The remaining portion of the dragon-fly's history will be found in the next chapter.[S]
Some curious instances are given by various authors of the escape of more than one insect from the same pupa. Thus we are told that a male and female emperor moth were once produced from one larva, and therefore one pupa, of extraordinary size. Messrs. Kirby and Spence tell us of a German entomologist who says, that two specimens of the pine-lappet moth were once produced from one pupa, which was of the remarkable size of two inches in length and one in thickness. But these are very rare instances, the common and almost universal rule being that one pupa only contains one insect.
Nothing now remains for us to add to the insect's history in the pupa state. Already,--for it is Spring far advanced,--the air is becoming peopled with insect tribes--
"The insect youth are on the wing, Eager to taste the honied spring, And float amid the liquid noon."
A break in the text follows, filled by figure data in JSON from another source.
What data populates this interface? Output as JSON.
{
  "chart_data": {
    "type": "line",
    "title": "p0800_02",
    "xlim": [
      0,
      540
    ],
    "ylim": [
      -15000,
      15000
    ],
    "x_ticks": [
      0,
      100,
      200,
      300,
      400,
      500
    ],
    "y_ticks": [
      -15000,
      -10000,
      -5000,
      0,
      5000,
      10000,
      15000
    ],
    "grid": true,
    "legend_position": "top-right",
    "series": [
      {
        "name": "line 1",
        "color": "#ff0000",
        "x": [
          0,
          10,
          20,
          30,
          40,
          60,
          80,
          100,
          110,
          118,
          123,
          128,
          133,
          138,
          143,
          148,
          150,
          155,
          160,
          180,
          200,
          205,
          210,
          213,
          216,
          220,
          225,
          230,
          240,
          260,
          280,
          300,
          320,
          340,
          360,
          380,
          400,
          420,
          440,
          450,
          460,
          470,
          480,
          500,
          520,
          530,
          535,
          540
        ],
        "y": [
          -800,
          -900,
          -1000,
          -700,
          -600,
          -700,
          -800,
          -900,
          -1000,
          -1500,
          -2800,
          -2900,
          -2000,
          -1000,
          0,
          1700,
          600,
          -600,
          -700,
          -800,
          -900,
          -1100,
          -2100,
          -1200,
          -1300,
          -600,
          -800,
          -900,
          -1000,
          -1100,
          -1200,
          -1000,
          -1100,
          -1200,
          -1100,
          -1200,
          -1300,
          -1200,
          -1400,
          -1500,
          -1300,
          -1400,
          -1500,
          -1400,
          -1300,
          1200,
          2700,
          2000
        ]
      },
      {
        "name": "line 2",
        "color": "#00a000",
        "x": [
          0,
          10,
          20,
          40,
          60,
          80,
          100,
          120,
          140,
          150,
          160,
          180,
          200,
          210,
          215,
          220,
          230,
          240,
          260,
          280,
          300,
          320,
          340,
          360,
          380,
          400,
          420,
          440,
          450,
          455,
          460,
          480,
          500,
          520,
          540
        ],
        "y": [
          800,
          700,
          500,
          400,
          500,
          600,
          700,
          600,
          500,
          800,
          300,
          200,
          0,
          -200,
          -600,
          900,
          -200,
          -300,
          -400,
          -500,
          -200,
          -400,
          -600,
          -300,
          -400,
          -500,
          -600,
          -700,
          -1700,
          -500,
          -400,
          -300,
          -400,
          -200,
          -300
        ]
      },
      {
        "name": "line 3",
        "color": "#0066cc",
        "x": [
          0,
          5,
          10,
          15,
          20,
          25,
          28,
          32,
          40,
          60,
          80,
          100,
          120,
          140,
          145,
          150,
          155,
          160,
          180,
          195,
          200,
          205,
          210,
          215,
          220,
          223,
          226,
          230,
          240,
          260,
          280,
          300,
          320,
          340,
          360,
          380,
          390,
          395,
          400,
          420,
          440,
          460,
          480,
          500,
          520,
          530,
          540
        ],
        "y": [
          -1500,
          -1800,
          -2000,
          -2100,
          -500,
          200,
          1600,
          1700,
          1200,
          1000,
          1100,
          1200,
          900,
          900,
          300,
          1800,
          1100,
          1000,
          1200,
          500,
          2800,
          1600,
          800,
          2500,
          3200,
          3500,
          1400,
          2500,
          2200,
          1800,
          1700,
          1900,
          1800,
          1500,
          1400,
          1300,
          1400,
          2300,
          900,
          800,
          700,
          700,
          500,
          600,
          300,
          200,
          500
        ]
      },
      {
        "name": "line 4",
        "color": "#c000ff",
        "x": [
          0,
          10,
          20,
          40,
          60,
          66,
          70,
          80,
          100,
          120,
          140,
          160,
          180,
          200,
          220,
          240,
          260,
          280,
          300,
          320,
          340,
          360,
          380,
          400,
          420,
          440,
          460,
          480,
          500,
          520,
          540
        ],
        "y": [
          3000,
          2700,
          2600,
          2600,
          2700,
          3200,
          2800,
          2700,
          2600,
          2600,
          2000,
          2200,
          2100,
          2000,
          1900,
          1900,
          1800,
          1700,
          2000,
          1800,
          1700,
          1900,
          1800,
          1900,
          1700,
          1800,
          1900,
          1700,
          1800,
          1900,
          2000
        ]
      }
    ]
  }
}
A thousand times ten thousand, nay, thousands of thousands, are already in the air; and the low hum of their wings may be heard if we stand breathless and listen in the midst of some sequestered spot, far from the roar and bustle and strife of town life. But the great life-season of the insect world is yet to come; and though May whispers it is nigh, June, July, and August must bring it to us, and with it a teeming multitude of insect flutterers more numerous than the stars of heaven, or the sand-grains of the sea-shore.